Erstellt am: 31. 7. 2009 - 16:43 Uhr
Roots, Riddim und Respect

Stephan Tumler
- Roots, Riddims und Respect am Sumfest 2009 in Montego Bay, Jamaica, Teil Eins
Letztes Jahr wurden rund 30.000 Besucher bei der Dancehall Night gezählt, diesmal waren es laut Veranstalter noch mehr – die Dancehall Night ist traditionell die am besten besuchte Nacht des Festivals.
Die Reggae Acts der beiden International Nights stehen eher für Consciousness als für harte Dancehall-Messages aus dem Ghetto. Wir schaffen es gerade noch zum Auftritt von Dubtonic Kru, die gerade von einer Tour aus Europa kommen und das erste mal in Jamaica auftreten. Die Jungs haben den Riddim für Richie Spice ("Marijuana") und Chuck Fenda ("I Swear") produziert, Roots Reggae Klassiker von vor fünf Jahren: "It was just another day in the studio – natural mystic mon!" meinen sie zum Entstehungsprozess des Riddims.
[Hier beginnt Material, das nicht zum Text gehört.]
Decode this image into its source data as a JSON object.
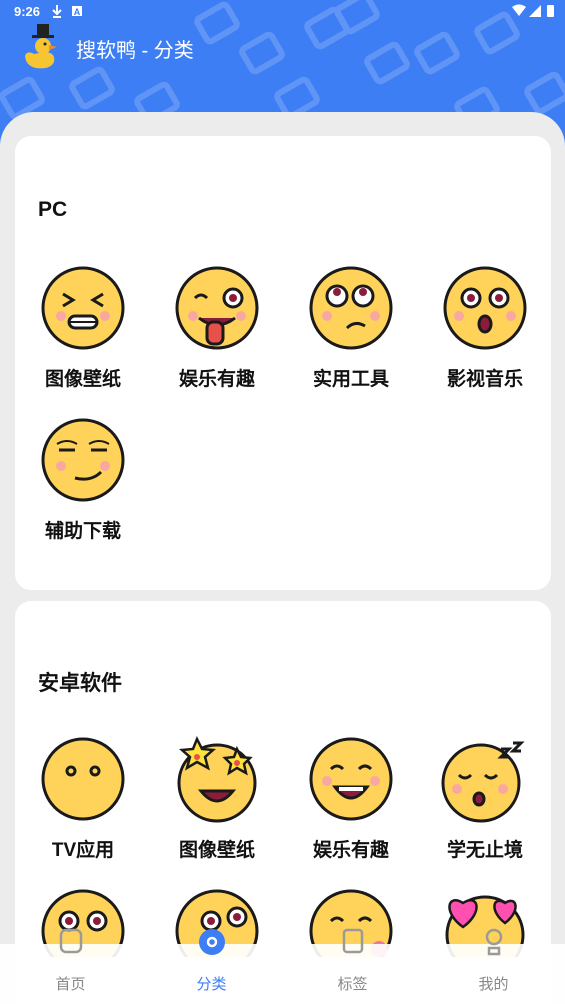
{
  "status_bar": {
    "time": "9:26"
  },
  "app": {
    "title": "搜软鸭 - 分类"
  },
  "colors": {
    "primary": "#3d7ef5",
    "face": "#ffd35a",
    "outline": "#1a1a1a"
  },
  "sections": [
    {
      "title": "PC",
      "items": [
        {
          "label": "图像壁纸",
          "icon": "squinting-face-icon"
        },
        {
          "label": "娱乐有趣",
          "icon": "tongue-wink-face-icon"
        },
        {
          "label": "实用工具",
          "icon": "eye-roll-face-icon"
        },
        {
          "label": "影视音乐",
          "icon": "surprised-face-icon"
        },
        {
          "label": "辅助下载",
          "icon": "smirk-face-icon"
        }
      ]
    },
    {
      "title": "安卓软件",
      "items": [
        {
          "label": "TV应用",
          "icon": "blank-face-icon"
        },
        {
          "label": "图像壁纸",
          "icon": "star-eyes-face-icon"
        },
        {
          "label": "娱乐有趣",
          "icon": "grinning-face-icon"
        },
        {
          "label": "学无止境",
          "icon": "sleeping-face-icon"
        }
      ]
    }
  ],
  "bottom_nav": [
    {
      "label": "首页",
      "icon": "home-icon",
      "active": false
    },
    {
      "label": "分类",
      "icon": "category-icon",
      "active": true
    },
    {
      "label": "标签",
      "icon": "tag-icon",
      "active": false
    },
    {
      "label": "我的",
      "icon": "profile-icon",
      "active": false
    }
  ]
}
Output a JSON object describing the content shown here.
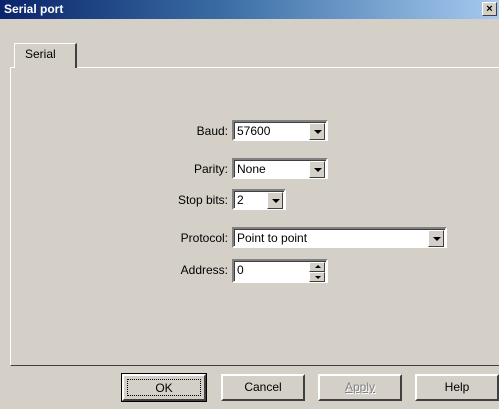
{
  "window": {
    "title": "Serial port",
    "close_label": "×"
  },
  "tabs": [
    {
      "label": "Serial"
    }
  ],
  "form": {
    "baud": {
      "label": "Baud:",
      "value": "57600"
    },
    "parity": {
      "label": "Parity:",
      "value": "None"
    },
    "stop_bits": {
      "label": "Stop bits:",
      "value": "2"
    },
    "protocol": {
      "label": "Protocol:",
      "value": "Point to point"
    },
    "address": {
      "label": "Address:",
      "value": "0"
    }
  },
  "buttons": {
    "ok": "OK",
    "cancel": "Cancel",
    "apply": "Apply",
    "help": "Help"
  }
}
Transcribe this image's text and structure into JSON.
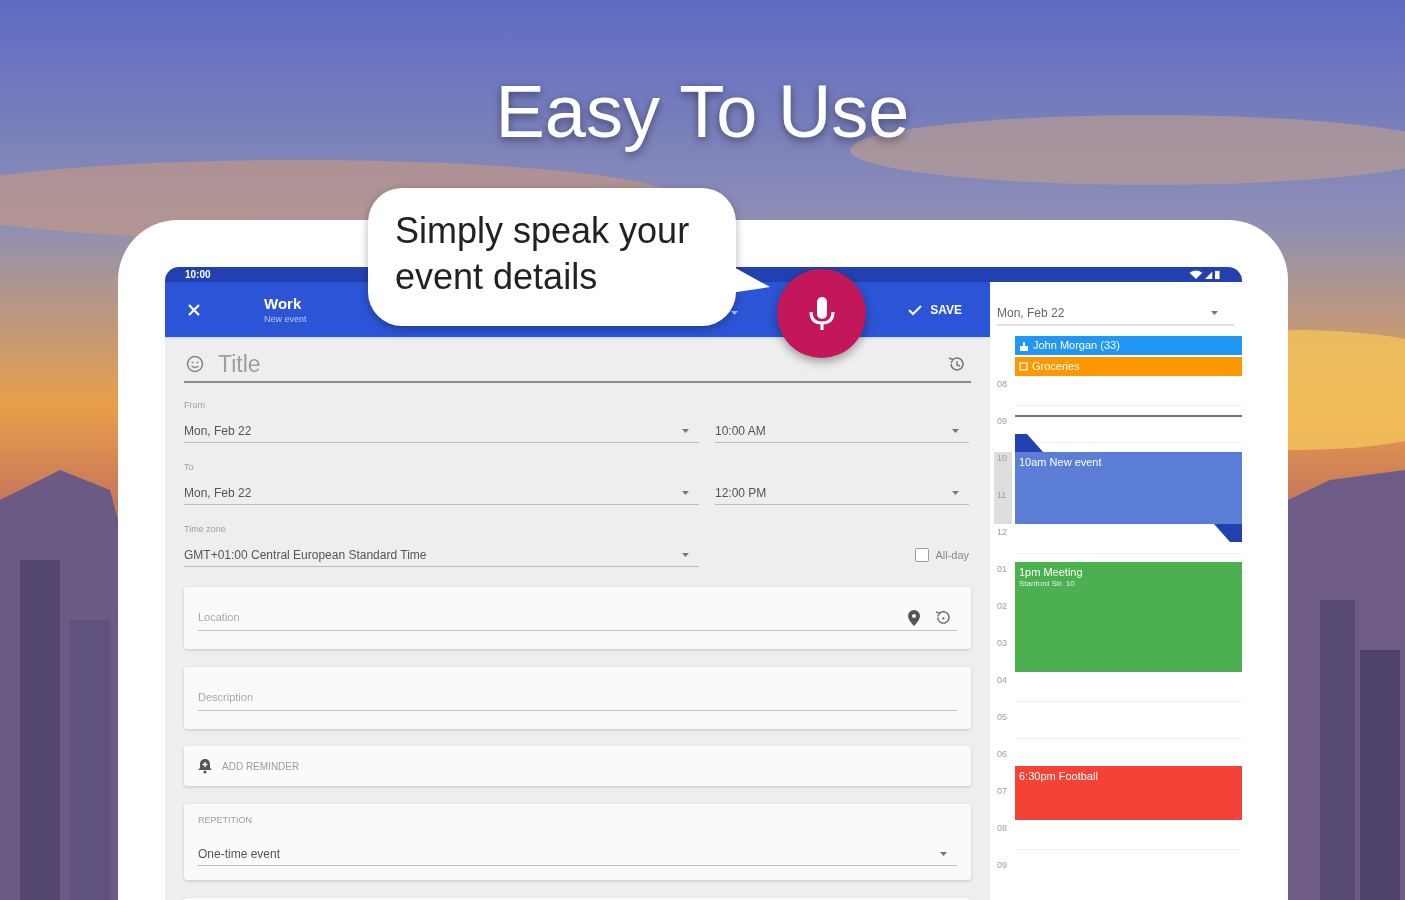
{
  "headline": "Easy To Use",
  "callout": {
    "text": "Simply speak your event details"
  },
  "status_bar": {
    "time": "10:00"
  },
  "app_bar": {
    "calendar": "Work",
    "subtitle": "New event",
    "save": "SAVE"
  },
  "form": {
    "title_placeholder": "Title",
    "from": {
      "label": "From",
      "date": "Mon, Feb 22",
      "time": "10:00 AM"
    },
    "to": {
      "label": "To",
      "date": "Mon, Feb 22",
      "time": "12:00 PM"
    },
    "time_zone": {
      "label": "Time zone",
      "value": "GMT+01:00 Central European Standard Time"
    },
    "all_day": {
      "label": "All-day",
      "checked": false
    },
    "location_placeholder": "Location",
    "description_placeholder": "Description",
    "reminder": "ADD REMINDER",
    "repetition": {
      "label": "REPETITION",
      "value": "One-time event"
    }
  },
  "calendar": {
    "date": "Mon, Feb 22",
    "all_day_events": [
      {
        "kind": "birthday",
        "title": "John Morgan (33)",
        "color": "#2196f3"
      },
      {
        "kind": "task",
        "title": "Groceries",
        "color": "#ff9800"
      }
    ],
    "hours": [
      "08",
      "09",
      "10",
      "11",
      "12",
      "01",
      "02",
      "03",
      "04",
      "05",
      "06",
      "07",
      "08",
      "09"
    ],
    "events": [
      {
        "kind": "draft",
        "title": "10am New event",
        "color": "#5c7ed6"
      },
      {
        "kind": "event",
        "title": "1pm Meeting",
        "location": "Stanford Str. 10",
        "color": "#4caf50"
      },
      {
        "kind": "event",
        "title": "6:30pm Football",
        "color": "#f44336"
      }
    ]
  }
}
Bekannt auch für ihre Zusammenarbeit mit Max Romeo ("Out Of Space") kommt die Dubtonic Kru beim Publikum durchaus an, vielleicht gerade weil sie eine Menge Stile und Einflüsse im Reggae- und Dubkontext unterbringen.

Christian Mühl
Zu Coco Tea, der schon seit über 25 Jahren auf der Bühne steht, kommen wir gerade noch rechtzeitig, um zu hören, wie er seinen "Barack Obama" Song anstimmt (könnte ein Klassiker werden, erinnert mich immer an "Israelites"). Coco Tea hat mehr Erfahrung als manch anderer Act auf der Sumfest-Bühne, er überzeugt besonders durch seine witzige, offene Art und lässt die Show ganz relaxt ablaufen.

Christian Mühl
In den Pausen zwischen den Acts werden jedes Mal die Sponsoren Länge mal Breite aufgezählt, und die Pausen sind lang! Dazwischen immer wieder Jackson-Lookalikes auf der Bühne. Ok, das Sumfest 2009 wird Michael Jackson ja quasi gewidmet ... Mich überrascht aber schon, wie viele Jamaicaner offenbar glühende Fans sind und begeistert jede Zeile von "Heal The World" und "Bad" mitsingen. Fast jeder Act singt eine Coverversion von einem Jackson-Hit. Hauptsache Lebensfreude, denk ich mir, auch als Ne-Yo dran ist. Dessen Auftritt ist offenbar nur für mich (und ein paar Rastas) langweilig – die Mädchen in der ersten Reihe schreien sich die Seele aus dem Leib, wenn der Schmuserapper seinen Bauch unter dem obligatorischen weißen Unterhemd krümmt. Uh. Schnell wieder nach hinten geflüchtet, warten auf Morgan Heritage.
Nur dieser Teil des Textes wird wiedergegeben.